1) Vonnegut's 8 rules

http://www.youtube.com/watch?v=nmVcIhnvSx8&feature=related

2) Vonnegut's graphs of how stories develop

http://www.youtube.com/watch?v=KBIogLNFkV8

3) Another great quote from Vonnegut:

I guarantee you that no modern story scheme, even plotlessness, will give a reader genuine satisfaction, unless one of those old-fashioned plots is smuggled in somewhere. I don't praise plots as accurate representations of life, but as ways to keep readers reading.

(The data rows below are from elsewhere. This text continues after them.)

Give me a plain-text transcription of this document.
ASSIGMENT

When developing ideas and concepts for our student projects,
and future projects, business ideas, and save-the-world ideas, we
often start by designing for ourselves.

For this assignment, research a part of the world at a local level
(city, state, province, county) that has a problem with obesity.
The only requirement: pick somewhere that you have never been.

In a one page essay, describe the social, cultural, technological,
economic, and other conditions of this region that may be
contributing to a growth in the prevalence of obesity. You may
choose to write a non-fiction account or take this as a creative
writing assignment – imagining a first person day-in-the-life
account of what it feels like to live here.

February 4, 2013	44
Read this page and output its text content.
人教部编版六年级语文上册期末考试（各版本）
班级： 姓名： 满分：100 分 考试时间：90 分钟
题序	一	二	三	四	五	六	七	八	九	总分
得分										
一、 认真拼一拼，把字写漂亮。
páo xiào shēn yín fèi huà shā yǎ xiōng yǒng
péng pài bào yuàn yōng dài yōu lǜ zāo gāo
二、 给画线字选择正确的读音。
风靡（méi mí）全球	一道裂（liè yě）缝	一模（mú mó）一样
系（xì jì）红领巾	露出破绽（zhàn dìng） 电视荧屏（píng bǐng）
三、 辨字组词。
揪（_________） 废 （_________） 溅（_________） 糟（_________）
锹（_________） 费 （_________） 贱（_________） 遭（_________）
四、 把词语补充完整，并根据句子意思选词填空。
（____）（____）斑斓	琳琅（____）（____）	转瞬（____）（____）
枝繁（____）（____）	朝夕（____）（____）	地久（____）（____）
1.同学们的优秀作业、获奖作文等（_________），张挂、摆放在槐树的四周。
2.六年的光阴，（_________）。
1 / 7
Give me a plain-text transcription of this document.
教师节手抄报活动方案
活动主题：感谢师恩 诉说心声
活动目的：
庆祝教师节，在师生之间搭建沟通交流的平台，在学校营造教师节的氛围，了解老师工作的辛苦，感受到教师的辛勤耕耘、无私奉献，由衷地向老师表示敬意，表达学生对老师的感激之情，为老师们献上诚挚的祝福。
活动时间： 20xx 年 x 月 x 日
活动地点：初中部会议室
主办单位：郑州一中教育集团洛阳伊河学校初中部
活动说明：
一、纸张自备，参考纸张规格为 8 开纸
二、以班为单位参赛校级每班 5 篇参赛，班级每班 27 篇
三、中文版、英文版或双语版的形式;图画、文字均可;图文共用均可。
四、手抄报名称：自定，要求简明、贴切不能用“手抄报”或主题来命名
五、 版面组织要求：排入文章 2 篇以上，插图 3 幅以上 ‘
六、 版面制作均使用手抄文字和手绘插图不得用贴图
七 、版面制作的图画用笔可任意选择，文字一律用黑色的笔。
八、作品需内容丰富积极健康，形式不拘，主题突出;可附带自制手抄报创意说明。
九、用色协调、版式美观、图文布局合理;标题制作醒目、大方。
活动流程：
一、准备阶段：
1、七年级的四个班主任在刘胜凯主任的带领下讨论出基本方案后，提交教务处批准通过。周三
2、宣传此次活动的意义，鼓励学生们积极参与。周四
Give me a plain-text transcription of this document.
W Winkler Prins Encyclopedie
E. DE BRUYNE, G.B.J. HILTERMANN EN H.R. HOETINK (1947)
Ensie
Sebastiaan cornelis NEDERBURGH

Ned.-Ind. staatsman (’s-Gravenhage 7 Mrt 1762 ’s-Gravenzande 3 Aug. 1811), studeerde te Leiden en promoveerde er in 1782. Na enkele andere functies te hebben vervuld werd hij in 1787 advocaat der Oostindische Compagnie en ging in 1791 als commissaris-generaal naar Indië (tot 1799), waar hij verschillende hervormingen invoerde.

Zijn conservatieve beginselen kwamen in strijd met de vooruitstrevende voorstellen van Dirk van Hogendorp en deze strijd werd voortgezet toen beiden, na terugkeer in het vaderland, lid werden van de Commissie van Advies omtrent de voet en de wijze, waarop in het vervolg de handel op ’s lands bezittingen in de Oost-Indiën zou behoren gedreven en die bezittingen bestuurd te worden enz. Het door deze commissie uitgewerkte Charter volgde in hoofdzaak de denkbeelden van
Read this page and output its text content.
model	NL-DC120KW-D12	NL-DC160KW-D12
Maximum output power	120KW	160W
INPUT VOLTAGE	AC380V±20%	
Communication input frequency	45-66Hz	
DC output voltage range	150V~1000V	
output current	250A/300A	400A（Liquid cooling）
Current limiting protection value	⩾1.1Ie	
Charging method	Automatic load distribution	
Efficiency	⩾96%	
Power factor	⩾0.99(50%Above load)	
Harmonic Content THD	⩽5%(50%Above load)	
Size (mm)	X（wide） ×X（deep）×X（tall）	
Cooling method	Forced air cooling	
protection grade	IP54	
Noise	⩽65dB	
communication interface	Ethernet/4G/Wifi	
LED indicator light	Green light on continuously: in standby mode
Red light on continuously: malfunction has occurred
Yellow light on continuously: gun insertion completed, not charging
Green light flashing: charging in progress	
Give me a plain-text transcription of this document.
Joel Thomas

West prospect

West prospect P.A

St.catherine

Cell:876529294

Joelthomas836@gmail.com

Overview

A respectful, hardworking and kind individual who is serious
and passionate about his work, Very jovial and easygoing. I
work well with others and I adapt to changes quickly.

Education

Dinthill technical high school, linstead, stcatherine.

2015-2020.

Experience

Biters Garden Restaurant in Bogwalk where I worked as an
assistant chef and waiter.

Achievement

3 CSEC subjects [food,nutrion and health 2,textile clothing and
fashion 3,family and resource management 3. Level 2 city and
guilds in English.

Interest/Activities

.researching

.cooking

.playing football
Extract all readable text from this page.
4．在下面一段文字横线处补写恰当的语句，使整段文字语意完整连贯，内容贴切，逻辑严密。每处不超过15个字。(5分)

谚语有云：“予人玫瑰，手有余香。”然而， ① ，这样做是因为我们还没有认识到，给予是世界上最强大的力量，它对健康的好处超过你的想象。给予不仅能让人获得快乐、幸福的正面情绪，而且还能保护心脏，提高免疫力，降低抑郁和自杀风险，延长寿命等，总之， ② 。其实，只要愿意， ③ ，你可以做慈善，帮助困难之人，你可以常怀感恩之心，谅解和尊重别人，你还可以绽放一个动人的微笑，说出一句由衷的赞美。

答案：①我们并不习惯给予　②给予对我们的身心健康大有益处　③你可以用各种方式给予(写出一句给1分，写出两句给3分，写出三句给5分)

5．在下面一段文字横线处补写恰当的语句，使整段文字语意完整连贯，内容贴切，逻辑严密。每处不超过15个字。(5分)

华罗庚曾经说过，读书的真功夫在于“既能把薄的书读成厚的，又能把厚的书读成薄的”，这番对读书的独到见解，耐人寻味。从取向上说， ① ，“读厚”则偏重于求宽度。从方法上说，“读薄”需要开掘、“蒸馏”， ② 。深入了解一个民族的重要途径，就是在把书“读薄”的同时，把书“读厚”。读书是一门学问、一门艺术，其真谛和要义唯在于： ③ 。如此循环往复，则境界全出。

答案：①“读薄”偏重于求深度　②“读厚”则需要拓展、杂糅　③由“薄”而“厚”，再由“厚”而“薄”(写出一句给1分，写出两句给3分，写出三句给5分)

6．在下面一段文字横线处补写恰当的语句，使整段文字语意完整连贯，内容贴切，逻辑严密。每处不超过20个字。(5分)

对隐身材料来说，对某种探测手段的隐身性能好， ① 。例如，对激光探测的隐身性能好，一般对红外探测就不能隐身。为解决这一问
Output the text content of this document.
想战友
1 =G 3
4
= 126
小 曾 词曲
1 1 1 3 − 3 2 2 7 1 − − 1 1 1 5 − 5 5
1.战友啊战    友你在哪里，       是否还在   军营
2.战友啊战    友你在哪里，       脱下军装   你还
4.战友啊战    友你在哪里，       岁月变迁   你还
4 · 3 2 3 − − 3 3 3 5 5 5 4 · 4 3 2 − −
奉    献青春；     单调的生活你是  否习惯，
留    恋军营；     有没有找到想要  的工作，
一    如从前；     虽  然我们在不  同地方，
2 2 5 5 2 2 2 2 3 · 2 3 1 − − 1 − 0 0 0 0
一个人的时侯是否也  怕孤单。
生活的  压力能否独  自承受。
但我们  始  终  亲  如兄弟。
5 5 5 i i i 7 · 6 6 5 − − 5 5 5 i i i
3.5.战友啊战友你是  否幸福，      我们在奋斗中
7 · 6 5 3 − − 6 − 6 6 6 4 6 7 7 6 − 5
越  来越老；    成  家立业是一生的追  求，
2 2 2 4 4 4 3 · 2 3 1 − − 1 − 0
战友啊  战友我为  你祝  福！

When I used to teach creative writing, I would tell the students to make their characters want something right away—even if it's only a glass of water. Characters paralyzed by the meaninglessness of modern life still have to drink water from time to time. One of my students wrote a story about a nun who got a piece of dental floss stuck between her lower left molars, and who couldn't get it out all day long. I thought that was wonderful. The story dealt with issues a lot more important than dental floss, but what kept readers going was anxiety about when the dental floss would finally be removed. Nobody could read that story without fishing around in his mouth with a finger.

4) Piece it together.

Sometimes it's tough to find the material in your life to tell the long story you want to tell. Fine. Use pieces.

Take 3 interesting things that has some similarity to each other. Break each little story into a couple bits. Now place the chunks into a longer piece. The stuff doesn't have to flow into each other at all or have you draw the similarities. Let your readers do that. It's fun for them. Here's an example I did recently that folks seemed to like:

http://ninjasandrobots.com/i-fall-a-lot

5) Lead with pain.

...write one true sentence, and then go on from there

Hemingway

I often start with just a single statement of something that I find painful. I tell a story from there. Starting with pain helps folks relate that this story your about to tell has something that might help them relieve the pain. They'll stick with you.

6) Just start.

The best thing I've done to get better at story telling is to just start doing it consistently. I force myself to do it once a week. It might take a couple years, but you'll love the asset you've created after that investment.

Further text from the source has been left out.